Oznacza to, że ze strony producenta możemy pobrać paczki deb, rpm oraz tgz (do samodzielnego rozpakowania i uruchomienia). Oficjalnie wspierane są dystrybucje Debian, Ubuntu (deb), SUSE, openSUSE, Fedora, Red Hat, CentOS (rpm). Wymagany jest kernel w wersji co najmniej 2.6.27, GLIBC 2.17 oraz biblioteki Qt 5.2 i wyższej. Oczywiście projekt pozostaje nadal zamkniętym oprogramowaniem ale bezpłatnym do niekomercyjnego użytkowania.

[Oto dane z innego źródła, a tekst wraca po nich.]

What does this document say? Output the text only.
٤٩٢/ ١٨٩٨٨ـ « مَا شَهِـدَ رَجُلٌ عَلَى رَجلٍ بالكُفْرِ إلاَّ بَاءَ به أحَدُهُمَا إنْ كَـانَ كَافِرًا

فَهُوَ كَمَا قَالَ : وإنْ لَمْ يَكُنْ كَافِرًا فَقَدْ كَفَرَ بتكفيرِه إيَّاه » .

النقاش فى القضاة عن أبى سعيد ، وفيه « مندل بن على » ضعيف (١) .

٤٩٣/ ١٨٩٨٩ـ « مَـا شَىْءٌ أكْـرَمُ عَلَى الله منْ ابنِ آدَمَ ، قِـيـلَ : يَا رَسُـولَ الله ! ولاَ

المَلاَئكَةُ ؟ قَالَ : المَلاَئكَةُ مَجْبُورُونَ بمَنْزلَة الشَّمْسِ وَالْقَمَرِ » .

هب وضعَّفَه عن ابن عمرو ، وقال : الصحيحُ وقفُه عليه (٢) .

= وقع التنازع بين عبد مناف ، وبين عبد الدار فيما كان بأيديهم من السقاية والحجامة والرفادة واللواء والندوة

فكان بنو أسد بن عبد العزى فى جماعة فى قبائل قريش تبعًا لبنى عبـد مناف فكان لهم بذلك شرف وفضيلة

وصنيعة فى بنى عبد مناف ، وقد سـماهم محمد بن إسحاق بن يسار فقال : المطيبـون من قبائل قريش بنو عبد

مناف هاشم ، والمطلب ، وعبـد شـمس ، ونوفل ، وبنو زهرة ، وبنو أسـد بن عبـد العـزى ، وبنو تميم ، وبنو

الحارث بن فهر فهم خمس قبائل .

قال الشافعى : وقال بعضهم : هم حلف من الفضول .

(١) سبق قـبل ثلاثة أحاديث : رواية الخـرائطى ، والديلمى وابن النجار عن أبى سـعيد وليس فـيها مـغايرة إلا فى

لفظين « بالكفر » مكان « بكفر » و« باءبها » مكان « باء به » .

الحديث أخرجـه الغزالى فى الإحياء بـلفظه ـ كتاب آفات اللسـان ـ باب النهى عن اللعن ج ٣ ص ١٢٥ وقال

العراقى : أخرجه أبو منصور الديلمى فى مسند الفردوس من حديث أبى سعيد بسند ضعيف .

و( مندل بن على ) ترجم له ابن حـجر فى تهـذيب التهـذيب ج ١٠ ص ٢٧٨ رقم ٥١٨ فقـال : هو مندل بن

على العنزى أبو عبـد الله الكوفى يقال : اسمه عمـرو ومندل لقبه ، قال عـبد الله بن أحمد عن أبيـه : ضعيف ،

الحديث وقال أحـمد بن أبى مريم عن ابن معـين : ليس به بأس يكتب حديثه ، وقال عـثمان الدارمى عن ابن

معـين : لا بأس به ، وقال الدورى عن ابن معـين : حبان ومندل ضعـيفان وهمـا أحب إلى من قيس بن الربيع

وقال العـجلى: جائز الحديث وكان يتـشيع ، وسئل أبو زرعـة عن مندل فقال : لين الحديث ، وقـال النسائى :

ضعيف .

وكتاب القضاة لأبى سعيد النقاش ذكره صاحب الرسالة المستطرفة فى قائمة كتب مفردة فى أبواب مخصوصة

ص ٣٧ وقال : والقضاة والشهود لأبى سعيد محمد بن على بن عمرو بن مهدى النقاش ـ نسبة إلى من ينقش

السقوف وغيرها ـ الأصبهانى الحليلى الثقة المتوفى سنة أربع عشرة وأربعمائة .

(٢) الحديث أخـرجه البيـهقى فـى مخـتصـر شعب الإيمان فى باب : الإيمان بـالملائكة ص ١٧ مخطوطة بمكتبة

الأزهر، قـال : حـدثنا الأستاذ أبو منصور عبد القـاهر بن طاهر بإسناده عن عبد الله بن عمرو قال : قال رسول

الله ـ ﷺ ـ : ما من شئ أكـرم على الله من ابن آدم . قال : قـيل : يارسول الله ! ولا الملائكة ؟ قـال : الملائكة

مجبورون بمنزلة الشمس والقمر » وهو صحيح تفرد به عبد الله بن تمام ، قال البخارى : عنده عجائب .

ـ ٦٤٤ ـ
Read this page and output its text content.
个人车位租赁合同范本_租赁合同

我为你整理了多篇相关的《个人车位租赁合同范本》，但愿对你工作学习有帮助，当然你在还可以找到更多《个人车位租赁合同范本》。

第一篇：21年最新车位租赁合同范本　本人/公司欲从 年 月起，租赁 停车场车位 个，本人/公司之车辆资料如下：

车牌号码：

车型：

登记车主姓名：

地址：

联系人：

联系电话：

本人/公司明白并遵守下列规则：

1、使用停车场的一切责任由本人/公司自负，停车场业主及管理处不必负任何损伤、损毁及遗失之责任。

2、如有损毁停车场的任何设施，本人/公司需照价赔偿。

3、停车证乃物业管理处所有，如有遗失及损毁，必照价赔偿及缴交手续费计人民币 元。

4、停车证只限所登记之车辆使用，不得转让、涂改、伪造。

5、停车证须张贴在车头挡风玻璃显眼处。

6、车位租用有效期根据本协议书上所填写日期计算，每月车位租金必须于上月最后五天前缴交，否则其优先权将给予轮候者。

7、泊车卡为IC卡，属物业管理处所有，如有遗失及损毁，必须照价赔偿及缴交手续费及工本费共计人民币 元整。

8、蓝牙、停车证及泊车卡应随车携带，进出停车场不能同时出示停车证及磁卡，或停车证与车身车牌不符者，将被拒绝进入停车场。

Jeżeli ktoś nie do końca rozumie peanów nad faktem istnienia tego programu, to w skrócie:

  • zdalna i graficzna kontrola nad systemem,
  • wsparcie dla konferencji wideo, rozmów grupowych, udostępnia pulpitu,
  • bezpieczne połączenie pod znakiem szyfrowania 256 bit AES i klucza 2048 bit RSA,
  • wsparcie dla Wake-on-LAN i automatycznego podłączania do maszyny,
  • łatwe przełączanie pomiędzy ekranami.

TeamViewer 13 w wersji dla Linuksa możemy pobrać z tego adresu. Wydanie to ma jeszcze status preview i brakuje mu niektórych funkcji z wersji poprzedniej. Niemniej jest w pełni używalne i dobrze zintegruje się z naszym pulpitem. Również wsparcie dla Waylanda nie jest jeszcze zrealizowane w pełni (brak możliwości zdalnego zarządzania komputerem z sesją w Waylandzie).